Cecília enfatizou que os jornalistas precisam fazer mais para humanizar as pessoas que vivem em áreas afetadas pela violência: “É realmente como as pessoas são educadas. Então é assim, as pessoas realmente não se importam. As famílias das pessoas que morrem, estão morrendo junto…a mãe de um deles [uma vítima] tentou o suicídio, o irmão dele tentou o suicídio, então é assim, essas coisas ninguém está vendo… a gente tem que parar de contar pessoas como ‘morreu uma pessoa’. Que pessoa? De onde vem? Para onde vai? Quantos anos? E a família? Então é importante humanizar esses números”. Cecília reconheceu as dificuldades enfrentadas pelos repórteres que ficam limitados, pois precisam resumir o mínimo de informações para criar notícias rápidas, o que aumenta o processo de desumanização. Ela disse que uma importante tarefa dos jornalistas é tentar não cair nessa armadilha.

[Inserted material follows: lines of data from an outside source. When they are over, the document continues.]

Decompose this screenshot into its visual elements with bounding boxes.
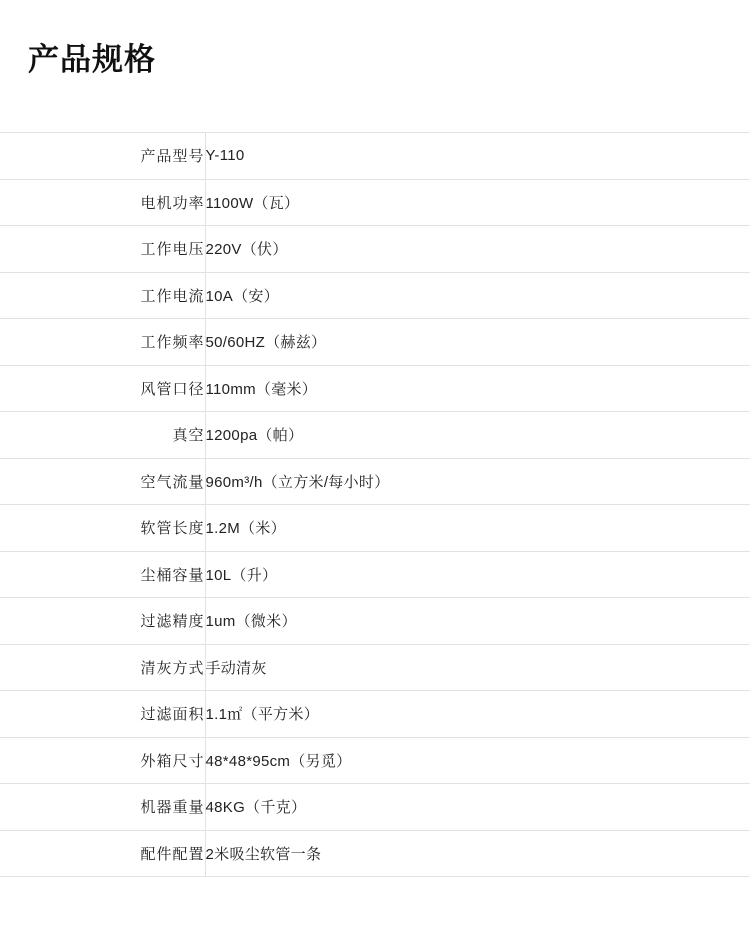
spec-label: 过滤面积 bbox=[0, 691, 205, 738]
spec-value: 2米吸尘软管一条 bbox=[205, 830, 750, 877]
spec-label: 电机功率 bbox=[0, 179, 205, 226]
spec-label: 工作电流 bbox=[0, 272, 205, 319]
spec-value: 960m³/h（立方米/每小时） bbox=[205, 458, 750, 505]
spec-value: 110mm（毫米） bbox=[205, 365, 750, 412]
spec-value: 1um（微米） bbox=[205, 598, 750, 645]
spec-value: 手动清灰 bbox=[205, 644, 750, 691]
spec-value: 1200pa（帕） bbox=[205, 412, 750, 459]
spec-label: 机器重量 bbox=[0, 784, 205, 831]
spec-value: 1.2M（米） bbox=[205, 505, 750, 552]
spec-value: 10L（升） bbox=[205, 551, 750, 598]
table-row bbox=[0, 551, 750, 598]
spec-label: 风管口径 bbox=[0, 365, 205, 412]
spec-label: 软管长度 bbox=[0, 505, 205, 552]
spec-label: 清灰方式 bbox=[0, 644, 205, 691]
spec-value: 48*48*95cm（另觅） bbox=[205, 737, 750, 784]
spec-value: 48KG（千克） bbox=[205, 784, 750, 831]
spec-label: 尘桶容量 bbox=[0, 551, 205, 598]
spec-label: 工作电压 bbox=[0, 226, 205, 273]
table-row bbox=[0, 272, 750, 319]
spec-value: 10A（安） bbox=[205, 272, 750, 319]
spec-table-body bbox=[0, 133, 750, 877]
spec-value: Y-110 bbox=[205, 133, 750, 180]
spec-label: 配件配置 bbox=[0, 830, 205, 877]
spec-value: 220V（伏） bbox=[205, 226, 750, 273]
table-row bbox=[0, 412, 750, 459]
spec-label: 产品型号 bbox=[0, 133, 205, 180]
table-row bbox=[0, 133, 750, 180]
spec-label: 过滤精度 bbox=[0, 598, 205, 645]
spec-label: 空气流量 bbox=[0, 458, 205, 505]
spec-label: 工作频率 bbox=[0, 319, 205, 366]
table-row bbox=[0, 644, 750, 691]
table-row bbox=[0, 737, 750, 784]
table-row bbox=[0, 598, 750, 645]
table-row bbox=[0, 691, 750, 738]
spec-table bbox=[0, 132, 750, 877]
page-title: 产品规格 bbox=[28, 42, 156, 77]
spec-value: 50/60HZ（赫兹） bbox=[205, 319, 750, 366]
table-row bbox=[0, 319, 750, 366]
table-row bbox=[0, 179, 750, 226]
table-row bbox=[0, 784, 750, 831]
table-row bbox=[0, 226, 750, 273]
table-row bbox=[0, 458, 750, 505]
spec-value: 1.1㎡（平方米） bbox=[205, 691, 750, 738]
table-row bbox=[0, 505, 750, 552]
table-row bbox=[0, 830, 750, 877]
table-row bbox=[0, 365, 750, 412]
spec-value: 1100W（瓦） bbox=[205, 179, 750, 226]
spec-label: 真空 bbox=[0, 412, 205, 459]
spec-label: 外箱尺寸 bbox=[0, 737, 205, 784]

Uma pessoa do público perguntou como essas representações na mídia afetam a sociedade, especificamente as pessoas que vivem nas favelas. Cecília ponderou que muitas vezes os moradores das favelas desistem de falar com a imprensa, pois suas palavras são frequentemente relatadas erroneamente ou inseridas num contexto que contradiz suas opiniões. Ela disse que “você [jornalista] tem que se importar com essa pessoa de fato”. Para combater os preconceitos percebidos, Lidiane explicou que as pessoas na Maré começaram a enviar relatos aos jornais que incluíam informações sobre as conseqüências das operações realizadas pela polícia–como o número de escolas e lojas fechadas–para dar uma imagem diferente e mais completa do conflito armado e das áreas afetadas.
Outra pessoa do público perguntou qual o tipo de linguagem que a mídia deveria usar para evitar o reforço das imagens de “guerra” e “vítimas da guerra”. Lidiane respondeu: “Eu acho que o primeiro passo é que a gente precisa falar da periferia para além das questões de violência”, tais como iniciativas comunitárias e o potencial da população jovem. Ela acredita que, ao se concentrar no tema da violência, os jornalistas reforçam automaticamente o discurso de guerra. Isso fez eco ao argumento de Cecília, segundo o qual os jornais devem cooperar mais com os repórteres das favelas, pois há muitos jornalistas comunitários relatando um tipo completamente diferente de notícias, com o potencial de criar uma imagem diferente das periferias. Ela contou que Michel Silva, jornalista comunitário da Rocinha, disse que, se os jornais tivessem mais repórteres das favelas, eles saberiam que a situação atual não é guerra, e eles entenderiam melhor a dinâmica política.
Ao oferecer uma reflexão final para encerrar o evento, o Coronel Ibis Pereira enfatizou o desafio e a importância para os jornalistas de tentarem transmitir a humanidade junto com a notícia da violência, a fim de afetar emocionalmente o público, em vez de deixá-lo indiferente.